This post is the fifth post in a series entitled Keys To Unlocking Great Relationships. Read the previous entries in this series here.
Today, I would like share some thoughts about how to give and receive love effectively. Some refer to this as speaking a person’s “love language.” I find that to be helpful terminology. We all experience love in different ways, and by learning to “speak each other’s language,” we can greatly enhance our relationships.
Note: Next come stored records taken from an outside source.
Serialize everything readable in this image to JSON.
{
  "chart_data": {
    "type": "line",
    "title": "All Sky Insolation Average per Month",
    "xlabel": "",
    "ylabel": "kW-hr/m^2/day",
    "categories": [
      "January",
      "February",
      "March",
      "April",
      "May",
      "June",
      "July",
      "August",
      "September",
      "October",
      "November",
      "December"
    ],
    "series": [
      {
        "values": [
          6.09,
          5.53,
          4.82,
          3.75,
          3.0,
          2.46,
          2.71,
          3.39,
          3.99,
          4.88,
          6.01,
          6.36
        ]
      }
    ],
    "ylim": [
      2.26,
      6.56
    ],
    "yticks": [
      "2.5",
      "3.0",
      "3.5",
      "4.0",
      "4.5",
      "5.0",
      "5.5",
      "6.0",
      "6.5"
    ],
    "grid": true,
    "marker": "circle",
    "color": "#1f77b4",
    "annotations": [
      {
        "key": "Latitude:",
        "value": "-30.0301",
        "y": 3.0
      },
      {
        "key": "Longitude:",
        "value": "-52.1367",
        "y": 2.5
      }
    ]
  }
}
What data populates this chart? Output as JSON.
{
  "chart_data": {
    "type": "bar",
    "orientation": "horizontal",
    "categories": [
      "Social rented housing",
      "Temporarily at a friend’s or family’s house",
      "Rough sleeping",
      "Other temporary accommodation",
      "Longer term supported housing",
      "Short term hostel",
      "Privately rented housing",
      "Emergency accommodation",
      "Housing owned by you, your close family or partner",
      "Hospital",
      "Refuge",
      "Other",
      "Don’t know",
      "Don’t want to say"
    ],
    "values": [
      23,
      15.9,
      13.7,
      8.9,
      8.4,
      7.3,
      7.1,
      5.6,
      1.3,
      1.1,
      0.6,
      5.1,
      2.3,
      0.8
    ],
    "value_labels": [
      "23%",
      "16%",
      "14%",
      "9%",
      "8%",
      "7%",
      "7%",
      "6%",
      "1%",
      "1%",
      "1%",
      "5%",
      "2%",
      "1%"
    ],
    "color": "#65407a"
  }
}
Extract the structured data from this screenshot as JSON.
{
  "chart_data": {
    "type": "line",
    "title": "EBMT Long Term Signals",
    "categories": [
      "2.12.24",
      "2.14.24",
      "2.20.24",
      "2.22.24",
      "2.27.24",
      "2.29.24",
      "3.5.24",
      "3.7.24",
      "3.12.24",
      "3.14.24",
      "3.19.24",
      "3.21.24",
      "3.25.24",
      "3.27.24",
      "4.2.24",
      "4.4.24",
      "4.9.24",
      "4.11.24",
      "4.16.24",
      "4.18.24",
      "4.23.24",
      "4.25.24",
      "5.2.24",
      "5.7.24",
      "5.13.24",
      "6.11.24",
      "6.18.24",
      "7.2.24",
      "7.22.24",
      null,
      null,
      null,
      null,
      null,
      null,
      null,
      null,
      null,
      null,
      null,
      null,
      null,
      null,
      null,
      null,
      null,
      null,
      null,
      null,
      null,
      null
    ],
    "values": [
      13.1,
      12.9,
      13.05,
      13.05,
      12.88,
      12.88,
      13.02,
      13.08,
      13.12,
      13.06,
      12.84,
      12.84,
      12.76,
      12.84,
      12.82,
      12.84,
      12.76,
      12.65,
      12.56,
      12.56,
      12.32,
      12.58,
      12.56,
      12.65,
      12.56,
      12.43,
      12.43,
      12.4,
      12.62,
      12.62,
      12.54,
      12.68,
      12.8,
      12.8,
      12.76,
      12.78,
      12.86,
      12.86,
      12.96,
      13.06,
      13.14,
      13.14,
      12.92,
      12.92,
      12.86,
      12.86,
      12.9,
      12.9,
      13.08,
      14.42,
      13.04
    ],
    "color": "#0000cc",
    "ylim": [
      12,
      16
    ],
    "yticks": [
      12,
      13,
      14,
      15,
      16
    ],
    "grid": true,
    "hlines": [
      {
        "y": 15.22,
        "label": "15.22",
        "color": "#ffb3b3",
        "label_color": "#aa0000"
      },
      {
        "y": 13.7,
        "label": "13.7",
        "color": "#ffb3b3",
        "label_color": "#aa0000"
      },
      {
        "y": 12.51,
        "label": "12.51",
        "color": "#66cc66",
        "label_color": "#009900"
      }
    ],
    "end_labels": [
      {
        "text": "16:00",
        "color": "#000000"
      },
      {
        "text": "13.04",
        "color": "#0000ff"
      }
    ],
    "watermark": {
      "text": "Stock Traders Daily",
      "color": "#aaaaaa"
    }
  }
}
Although some may think it is cliché, I do think that Gary Chapman’s The Five Love Languages is an excellent source on this subject. The ideas he presents radically changed the direction of a major relationship in my life. His basic premise is that everyone gives and receives love in five major ways (words of affirmation, physical touch, quality time, acts of service, and receiving gifts). When we are able to identify our primary love language, we are able to understand why we feel or don’t feel loved by those around us. In order to encourage you to read it, I am going to stop repeating any more of his work on the subject, and speak in more general terms.
I want to encourage you to think about when you feel most loved. What is the one thing your spouse/roommate/co-worker could do that would really show you that they care? On the other hand, do you know what makes those closest to you feel the most loved?
It could be very productive to sit down and have a conversation with the significant people in your life and discuss these ideas. I find it helpful to actually have a written down “love list” for those around me, with some tangible ways I can show love to them. It is so easy to forget to be intentional with those we see on a daily basis. So often, we assume that they already know. However, we must remember that relationships take intentional work to grow to their greatest potential. Just like a garden, the more you put in, the more you get out. It is so helpful for both parties in a relationship to know some specific actions they can take to communicate love to each other.
Take some time today to think about how you can learn to speak the love language of those around you, and how you can help them speak yours. Maybe you already know what you could be doing, but have let the busyness of life prevent you from pursuing those around you. I am challenging all of us (including myself) to take 5 minutes today to intentionally reach out to one person today.